Onu ilk kez New York'ta 1990'da gördüm. Nelson Mandela geldi. Yeni hapisten çıkmıştı. O görüntüyü hiç unutmayacağım. Işıldayan, gülümseyen, olumlu enerjiyle dolu bir güneşe benziyordu. En büyük rüyam gerçekleşiyordu: ‘‘Şerefli’’ bir insanla tanışmak; İngilizlerin kullandığı anlamda, o kelimenin kendi gerçek anlamında. Mandela'nın bütün zenginliğini de bir kahvaltı sırasında keşfettim. Onca sınavdan sağsalim geçmeyi başarabilmiş bir insan. Yaşlanmış, ama gardiyanlarına veya işkencecilerine kin beslemeyen bir adam. Kimseye karşı kin gütmeyen birisi. Kendi acısının üstesinden gelmeyi başarmış, intikam duygularını yok etmeyi becermiş biri. İşte bu nedenle onu kimsenin kolay kolay erişemeyeceği bir örnek olarak tanımlıyorum. Bir gün bana ‘‘benim küçük fahri kızım’’ adını takmıştı. Bu iltifatı çok ciddiye alıyorum; büyük bir onur bu. Özellikle de onun başkanlığını yaptığı Çocuklar Vakfı'nın hayır işlerinde çalışırken bu ‘‘unvanı’’ kullanıyorum. Nelson Mandela benim hayatımı değiştirdi. Vermeyi öğretti. Olmayanlarla konuşmayı öğretti. Nelson Mandela her şeyi değiştirdi: Benim için, siyahlar için, bütün insanlık için.

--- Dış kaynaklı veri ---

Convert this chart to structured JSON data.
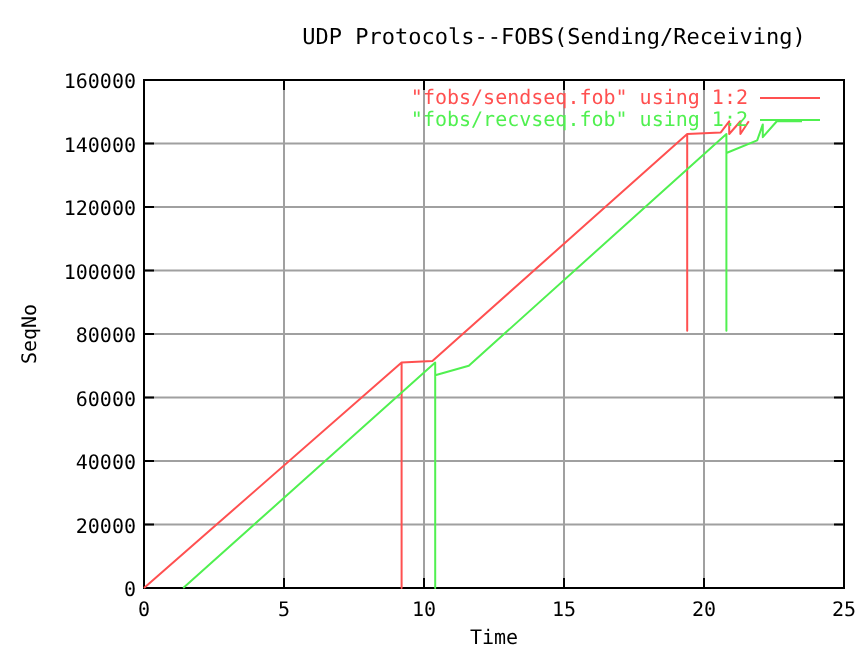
{
  "chart_data": {
    "type": "line",
    "title": "UDP Protocols--FOBS(Sending/Receiving)",
    "xlabel": "Time",
    "ylabel": "SeqNo",
    "xlim": [
      0,
      25
    ],
    "ylim": [
      0,
      160000
    ],
    "xticks": [
      0,
      5,
      10,
      15,
      20,
      25
    ],
    "yticks": [
      0,
      20000,
      40000,
      60000,
      80000,
      100000,
      120000,
      140000,
      160000
    ],
    "grid": true,
    "legend": "top right",
    "line_style": "solid",
    "marker": "none",
    "series": [
      {
        "name": "\"fobs/sendseq.fob\" using 1:2",
        "color": "#ff5050",
        "x": [
          0,
          9.2,
          9.2,
          9.2,
          10.3,
          19.4,
          19.4,
          19.4,
          20.6,
          20.9,
          20.9,
          21.3,
          21.3,
          21.6
        ],
        "values": [
          0,
          71000,
          0,
          71000,
          71500,
          143000,
          81000,
          143000,
          143500,
          147000,
          143000,
          147000,
          143000,
          147000
        ]
      },
      {
        "name": "\"fobs/recvseq.fob\" using 1:2",
        "color": "#50f050",
        "x": [
          1.4,
          10.4,
          10.4,
          10.4,
          11.6,
          20.8,
          20.8,
          20.8,
          21.9,
          22.1,
          22.1,
          22.6,
          23.5
        ],
        "values": [
          0,
          71000,
          0,
          67000,
          70000,
          143000,
          81000,
          137000,
          141000,
          146000,
          142000,
          147000,
          147000
        ]
      }
    ]
  }
}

Lech Waleasa’nın kaleminden Gorbaçov
Sovyet Komünist Partisi'nin son Genel Sekreteri Mihail Gorbaçov, 1985'te SSCB'nin başına geçti. Bu reformcu, 1991'de SSCB'nin yıkılmasından sonra Boris Yeltsin tarafından tasfiye edildi. Onu, Dayanışma Sendikası lideri, Polonya eski cumhurbaşkanı, Nobel Barış Ödülü sahibi Lech Walesa anlatıyor.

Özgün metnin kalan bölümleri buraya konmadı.